Nagmamahal, Sal doesn’t really do anything with what its story sets up, but then again it doesn’t have to. It’s about an old man reminiscing about the love of his life. Though I wish the filmmakers gave the short more time for polish, I think this is one of the most earnest short entries this year.
Dude, Pare, Bro
Lora Cerdan presents herself as a studious disciple of stoner comedy gods Seth Rogen and James Franco with Dude, Pare, Bro. The short itself is quite brisk, kicking off after a marijuana sesh with two architect students named Seth and Franco and ending just about when their “trip” goes awry after a woman gets gunned down in front of them. It’s very funny stuff, and it leaves me wanting to see more.
Ngiti ni Nazareno
The first five minutes of Louie Ignacio’s short film, Ngiti ni Nazareno, features an obnoxious one-minute handheld shot that tails a running Nazareno (Kenken Nuyad) down the slums. That shot alone shoots me out of whatever it is trying to say, which goes along the lines of a young boy who wants his faded druggie of a mother to smile. I’m kind of done with stories like this, which relies entirely on its reiteration that the country is knee-deep in poverty and despair and has nothing much else to say.
In addition to the above short films, Sinag Maynila is also screening six short documentaries. Here are my thoughts on each.
Andap captures a genuinely moving moment towards its rear end, but its effect feels depleted. The entire thing feels like it needs fleshing out, starting from what its subject has lost to Alzheimer’s. It all feels incomplete, somewhat. It feels a bit hollow.
Though a little overlong, At Home drives its thesis very clearly: the Philippines is no place for disabled people. The short’s subject—a young filmmaker who wins a scholarship in Australia—enumerates what other countries have that we lack. The list is long, but the main thing is that the country seems to have no time to take a second and help PWDs.
The Manila Metropolitan Theater—or as others fondly remember it, The Met—is the subject of the doc, Entablado. Now undergoing a sluggish but hopeful refurbishing, the once-renowned theater had been a casualty of time and institutional neglect. Entablado‘s sentiments about the arts’ place in culture are sound. I hope there was a bit more thought in their presentation, though.
This is a fun one. I think art shouldn’t be a contact sport, but contact sports like professional wrestling is no less artful than other high-brow examples. That said, Hope Spots, a short documentary about pro-wrestling, doesn’t dig as deep as I’d hope it to be. It was close once when it places itself within closer proximity to its subjects, but then it takes a couple of steps back to look at the sport more broadly and calls it a day.
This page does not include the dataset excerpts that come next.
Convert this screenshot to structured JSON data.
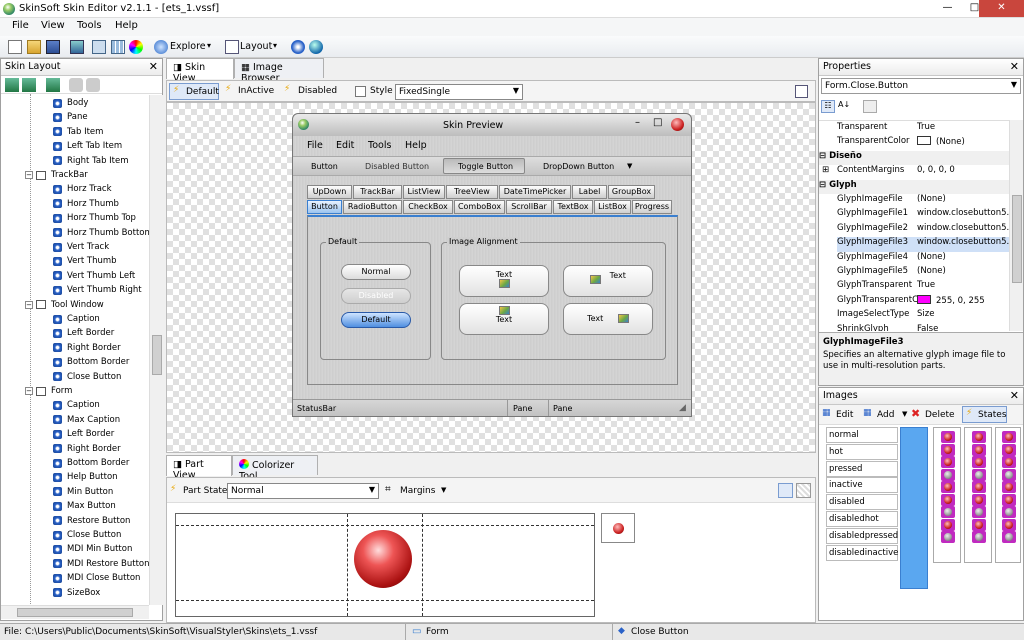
{
  "window": {
    "title": "SkinSoft Skin Editor v2.1.1 - [ets_1.vssf]",
    "minimize": "—",
    "maximize": "□",
    "close": "✕"
  },
  "menu": [
    "File",
    "View",
    "Tools",
    "Help"
  ],
  "toolbar": {
    "explore": "Explore",
    "layout": "Layout"
  },
  "skin_layout": {
    "title": "Skin Layout",
    "items": [
      {
        "label": "Body",
        "kind": "leaf"
      },
      {
        "label": "Pane",
        "kind": "leaf"
      },
      {
        "label": "Tab Item",
        "kind": "leaf"
      },
      {
        "label": "Left Tab Item",
        "kind": "leaf"
      },
      {
        "label": "Right Tab Item",
        "kind": "leaf"
      },
      {
        "label": "TrackBar",
        "kind": "group"
      },
      {
        "label": "Horz Track",
        "kind": "leaf"
      },
      {
        "label": "Horz Thumb",
        "kind": "leaf"
      },
      {
        "label": "Horz Thumb Top",
        "kind": "leaf"
      },
      {
        "label": "Horz Thumb Bottom",
        "kind": "leaf"
      },
      {
        "label": "Vert Track",
        "kind": "leaf"
      },
      {
        "label": "Vert Thumb",
        "kind": "leaf"
      },
      {
        "label": "Vert Thumb Left",
        "kind": "leaf"
      },
      {
        "label": "Vert Thumb Right",
        "kind": "leaf"
      },
      {
        "label": "Tool Window",
        "kind": "group"
      },
      {
        "label": "Caption",
        "kind": "leaf"
      },
      {
        "label": "Left Border",
        "kind": "leaf"
      },
      {
        "label": "Right Border",
        "kind": "leaf"
      },
      {
        "label": "Bottom Border",
        "kind": "leaf"
      },
      {
        "label": "Close Button",
        "kind": "leaf"
      },
      {
        "label": "Form",
        "kind": "group"
      },
      {
        "label": "Caption",
        "kind": "leaf"
      },
      {
        "label": "Max Caption",
        "kind": "leaf"
      },
      {
        "label": "Left Border",
        "kind": "leaf"
      },
      {
        "label": "Right Border",
        "kind": "leaf"
      },
      {
        "label": "Bottom Border",
        "kind": "leaf"
      },
      {
        "label": "Help Button",
        "kind": "leaf"
      },
      {
        "label": "Min Button",
        "kind": "leaf"
      },
      {
        "label": "Max Button",
        "kind": "leaf"
      },
      {
        "label": "Restore Button",
        "kind": "leaf"
      },
      {
        "label": "Close Button",
        "kind": "leaf"
      },
      {
        "label": "MDI Min Button",
        "kind": "leaf"
      },
      {
        "label": "MDI Restore Button",
        "kind": "leaf"
      },
      {
        "label": "MDI Close Button",
        "kind": "leaf"
      },
      {
        "label": "SizeBox",
        "kind": "leaf"
      }
    ]
  },
  "doc_tabs": {
    "skin_view": "Skin View",
    "image_browser": "Image Browser"
  },
  "state_bar": {
    "default": "Default",
    "inactive": "InActive",
    "disabled": "Disabled",
    "style": "Style",
    "style_value": "FixedSingle"
  },
  "preview": {
    "title": "Skin Preview",
    "menu": [
      "File",
      "Edit",
      "Tools",
      "Help"
    ],
    "buttons": [
      "Button",
      "Disabled Button",
      "Toggle Button",
      "DropDown Button"
    ],
    "tabs_row1": [
      "UpDown",
      "TrackBar",
      "ListView",
      "TreeView",
      "DateTimePicker",
      "Label",
      "GroupBox"
    ],
    "tabs_row2": [
      "Button",
      "RadioButton",
      "CheckBox",
      "ComboBox",
      "ScrollBar",
      "TextBox",
      "ListBox",
      "Progress"
    ],
    "group_default": "Default",
    "btn_normal": "Normal",
    "btn_disabled": "Disabled",
    "btn_default": "Default",
    "group_alignment": "Image Alignment",
    "text": "Text",
    "status": "StatusBar",
    "pane1": "Pane",
    "pane2": "Pane"
  },
  "part_tabs": {
    "part_view": "Part View",
    "colorizer": "Colorizer Tool"
  },
  "part_bar": {
    "label": "Part State",
    "value": "Normal",
    "margins": "Margins"
  },
  "properties": {
    "title": "Properties",
    "object": "Form.Close.Button",
    "rows": [
      {
        "k": "Transparent",
        "v": "True",
        "type": "prop"
      },
      {
        "k": "TransparentColor",
        "v": "(None)",
        "type": "prop",
        "swatch": "#ffffff"
      },
      {
        "k": "Diseño",
        "v": "",
        "type": "cat"
      },
      {
        "k": "ContentMargins",
        "v": "0, 0, 0, 0",
        "type": "prop"
      },
      {
        "k": "Glyph",
        "v": "",
        "type": "cat"
      },
      {
        "k": "GlyphImageFile",
        "v": "(None)",
        "type": "prop"
      },
      {
        "k": "GlyphImageFile1",
        "v": "window.closebutton5.",
        "type": "prop"
      },
      {
        "k": "GlyphImageFile2",
        "v": "window.closebutton5.",
        "type": "prop"
      },
      {
        "k": "GlyphImageFile3",
        "v": "window.closebutton5.",
        "type": "prop"
      },
      {
        "k": "GlyphImageFile4",
        "v": "(None)",
        "type": "prop"
      },
      {
        "k": "GlyphImageFile5",
        "v": "(None)",
        "type": "prop"
      },
      {
        "k": "GlyphTransparent",
        "v": "True",
        "type": "prop"
      },
      {
        "k": "GlyphTransparentC",
        "v": "255, 0, 255",
        "type": "prop",
        "swatch": "#ff00ff"
      },
      {
        "k": "ImageSelectType",
        "v": "Size",
        "type": "prop"
      },
      {
        "k": "ShrinkGlyph",
        "v": "False",
        "type": "prop"
      }
    ],
    "desc_title": "GlyphImageFile3",
    "desc_text": "Specifies an alternative glyph image file to use in multi-resolution parts."
  },
  "images": {
    "title": "Images",
    "edit": "Edit",
    "add": "Add",
    "delete": "Delete",
    "states": "States",
    "list": [
      "normal",
      "hot",
      "pressed",
      "inactive",
      "disabled",
      "disabledhot",
      "disabledpressed",
      "disabledinactive"
    ]
  },
  "status": {
    "path": "File: C:\\Users\\Public\\Documents\\SkinSoft\\VisualStyler\\Skins\\ets_1.vssf",
    "form": "Form",
    "part": "Close Button"
  },
  "colors": {
    "accent": "#3a7fd0",
    "magenta": "#c02ac0",
    "close_red": "#c9463d"
  }
}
Hyatt: Mga Kuwento, Lihim, at Katotohanan
This is my least favorite, in that everything that’s being said here feels like a summation of news reports. Though the material is ripe, I feel like the filmmakers could have (pardon the pun) excavated deeper into what truly went down with the Hyatt tragedy back in the 90’s. Also, annoying mo-graph texts distract us from the important stuff the movie is tackling, which are suspect engineering practices in the Philippines and irresponsible real estate development.
I get what message Tata Pilo is trying to send across, but I don’t jive with its delivery. I don’t get its structure. You see, it starts with what in my book a needless re-enactment of its titular subject’s daily life, then out of nowhere it straddles on a more comfortable documentary format, and then even more abruptly it morphs itself into a semi-autobiographical video diary. Whatever points it has about preserving one’s roots and carrying over the tradition of indigenous hat-making I feel have been marred by its wonky structure.